A screenshot of Super Mario World
Super Mario World on the SNES was designed to play well at the console 256×224 resolution.

Although modern graphic hardware support crazy high resolutions – 8K displays, for example, support resolutions up to a whopping 7680×4320 pixels – pixel art is still drawn using the same constraints of the past. This helps maintaining the old school look and feeling (which is the whole point of using pixel art, after all), but imposes some limits on gameplay since only a minimal part of the game world can be visible at a time.

Gameplay can change drastically based on the native aspect-ratio and resolution
The original Sonic the Hedgehog game would be far easier to play at a 16∶9 aspect-ratio [source].

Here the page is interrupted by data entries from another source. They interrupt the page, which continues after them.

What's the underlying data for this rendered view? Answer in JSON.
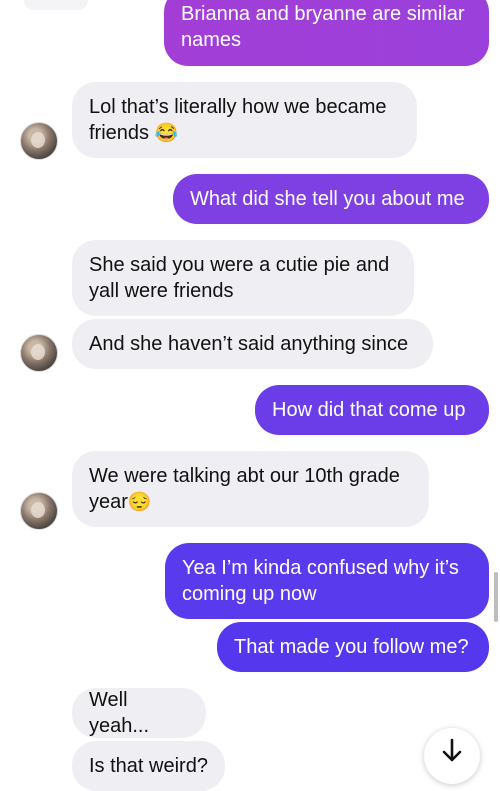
{
  "messages": [
    {
      "id": "m1",
      "side": "out",
      "text": "Brianna and bryanne are similar names",
      "color": "#a23ed6"
    },
    {
      "id": "m2",
      "side": "in",
      "text": "Lol that’s literally how we became friends",
      "emoji": "😂"
    },
    {
      "id": "m3",
      "side": "out",
      "text": "What did she tell you about me",
      "color": "#7e3fe3"
    },
    {
      "id": "m4",
      "side": "in",
      "text": "She said you were a cutie pie and yall were friends"
    },
    {
      "id": "m5",
      "side": "in",
      "text": "And she haven’t said anything since"
    },
    {
      "id": "m6",
      "side": "out",
      "text": "How did that come up",
      "color": "#6a3de9"
    },
    {
      "id": "m7",
      "side": "in",
      "text": "We were talking abt our 10th grade year",
      "emoji": "😔"
    },
    {
      "id": "m8",
      "side": "out",
      "text": "Yea I’m kinda confused why it’s coming up now",
      "color": "#5a3aed"
    },
    {
      "id": "m9",
      "side": "out",
      "text": "That made you follow me?",
      "color": "#5538ee"
    },
    {
      "id": "m10",
      "side": "in",
      "text": "Well yeah..."
    },
    {
      "id": "m11",
      "side": "in",
      "text": "Is that weird?"
    }
  ],
  "controls": {
    "scroll_down_icon": "arrow-down-icon"
  }
}
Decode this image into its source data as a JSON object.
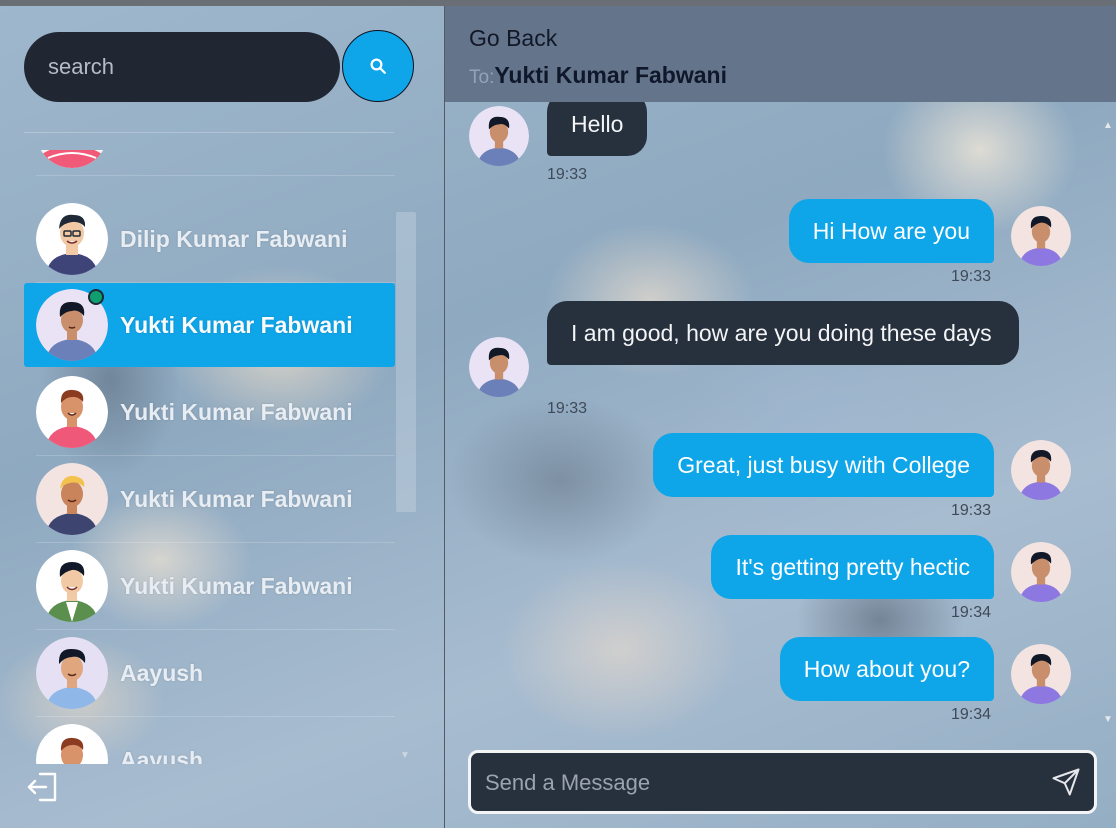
{
  "search": {
    "placeholder": "search"
  },
  "contacts": [
    {
      "name": ""
    },
    {
      "name": "Dilip Kumar Fabwani"
    },
    {
      "name": "Yukti Kumar Fabwani",
      "active": true,
      "online": true
    },
    {
      "name": "Yukti Kumar Fabwani"
    },
    {
      "name": "Yukti Kumar Fabwani"
    },
    {
      "name": "Yukti Kumar Fabwani"
    },
    {
      "name": "Aayush"
    },
    {
      "name": "Aayush"
    }
  ],
  "header": {
    "back_label": "Go Back",
    "to_label": "To:",
    "recipient": "Yukti Kumar Fabwani"
  },
  "messages": [
    {
      "direction": "in",
      "text": "Hello",
      "time": "19:33"
    },
    {
      "direction": "out",
      "text": "Hi How are you",
      "time": "19:33"
    },
    {
      "direction": "in",
      "text": "I am good, how are you doing these days",
      "time": "19:33"
    },
    {
      "direction": "out",
      "text": "Great, just busy with College",
      "time": "19:33"
    },
    {
      "direction": "out",
      "text": "It's getting pretty hectic",
      "time": "19:34"
    },
    {
      "direction": "out",
      "text": "How about you?",
      "time": "19:34"
    }
  ],
  "composer": {
    "placeholder": "Send a Message"
  },
  "colors": {
    "accent": "#0ea5e9",
    "incoming_bubble": "#27303d",
    "header": "#64748b",
    "online": "#0f9f6e"
  },
  "icons": {
    "search": "search-icon",
    "send": "send-icon",
    "logout": "logout-icon"
  }
}
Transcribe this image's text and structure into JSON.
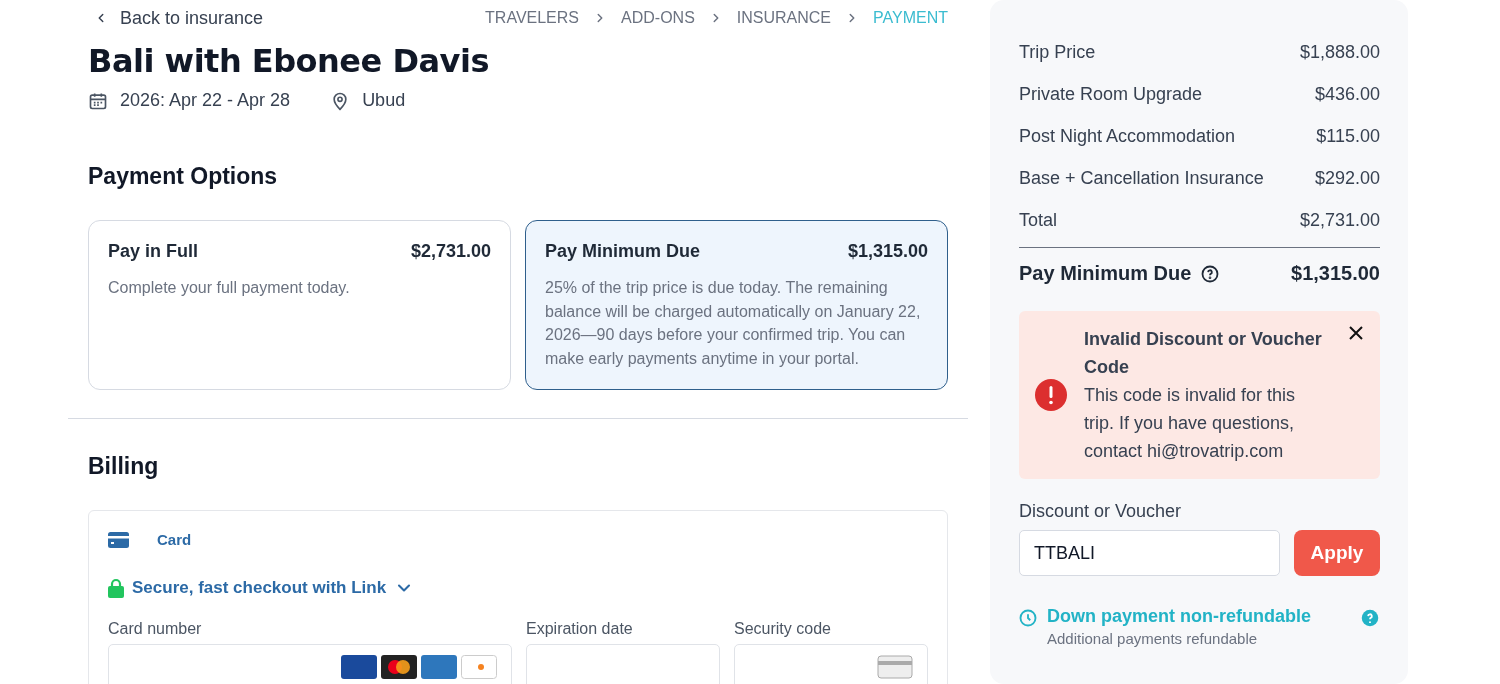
{
  "back_link": {
    "label": "Back to insurance"
  },
  "steps": [
    {
      "label": "TRAVELERS",
      "selected": false
    },
    {
      "label": "ADD-ONS",
      "selected": false
    },
    {
      "label": "INSURANCE",
      "selected": false
    },
    {
      "label": "PAYMENT",
      "selected": true
    }
  ],
  "trip": {
    "title": "Bali with Ebonee Davis",
    "dates": "2026: Apr 22 - Apr 28",
    "location": "Ubud"
  },
  "payment_options": {
    "heading": "Payment Options",
    "options": [
      {
        "title": "Pay in Full",
        "amount": "$2,731.00",
        "description": "Complete your full payment today.",
        "selected": false
      },
      {
        "title": "Pay Minimum Due",
        "amount": "$1,315.00",
        "description": "25% of the trip price is due today. The remaining balance will be charged automatically on January 22, 2026—90 days before your confirmed trip. You can make early payments anytime in your portal.",
        "selected": true
      }
    ]
  },
  "billing": {
    "heading": "Billing",
    "method": {
      "label": "Card"
    },
    "link_checkout": "Secure, fast checkout with Link",
    "fields": [
      {
        "kind": "card",
        "label": "Card number"
      },
      {
        "kind": "plain",
        "label": "Expiration date"
      },
      {
        "kind": "cvc",
        "label": "Security code"
      }
    ]
  },
  "summary": {
    "lines": [
      {
        "label": "Trip Price",
        "amount": "$1,888.00"
      },
      {
        "label": "Private Room Upgrade",
        "amount": "$436.00"
      },
      {
        "label": "Post Night Accommodation",
        "amount": "$115.00"
      },
      {
        "label": "Base + Cancellation Insurance",
        "amount": "$292.00"
      },
      {
        "label": "Total",
        "amount": "$2,731.00"
      }
    ],
    "due": {
      "label": "Pay Minimum Due",
      "amount": "$1,315.00"
    },
    "alert": {
      "title": "Invalid Discount or Voucher Code",
      "message": "This code is invalid for this trip. If you have questions, contact hi@trovatrip.com"
    },
    "discount": {
      "label": "Discount or Voucher",
      "value": "TTBALI",
      "button": "Apply"
    },
    "note": {
      "title": "Down payment non-refundable",
      "subtitle": "Additional payments refundable"
    }
  }
}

To work around this, modern pixel art games tend to use a larger canvas than the classics in order to accommodate more complex gameplay. Native resolutions of either 320×240 or 640×360 pixels, depending on whether they want to stay true to the classic 4∶3 aspect ratio or they want to make full use of modern 16∶9 displays, are the standard nowadays.

A screenshot of TowerFall Ascension A screenshot of The Siege and the Sandfox
Modern games such as TowerFall Ascension and The Siege and the Sandfox not only use very different tile sizes, but also different aspect ratios.

The fact that pixel art is drawn at very low resolutions, but still needs to be outputted on high-resolution displays creates some interesting technical challenges, which we’ll tackle in a future post.


  • Grids are a time-tested, easy to work with way of designing a pixel art game. Defining a reference grid (and sticking to it) not only helps delivering a polished gameplay experience, but also helps organizing and producing art.
  • Pixel density is defined by how many pixels make up a single grid tile. Higher densities requires more work and additional skill to pull out.
  • Both gameplay and graphics are affected by the native resolution of the game. Special care should be taken to make sure the game plays well and looks good at the same time.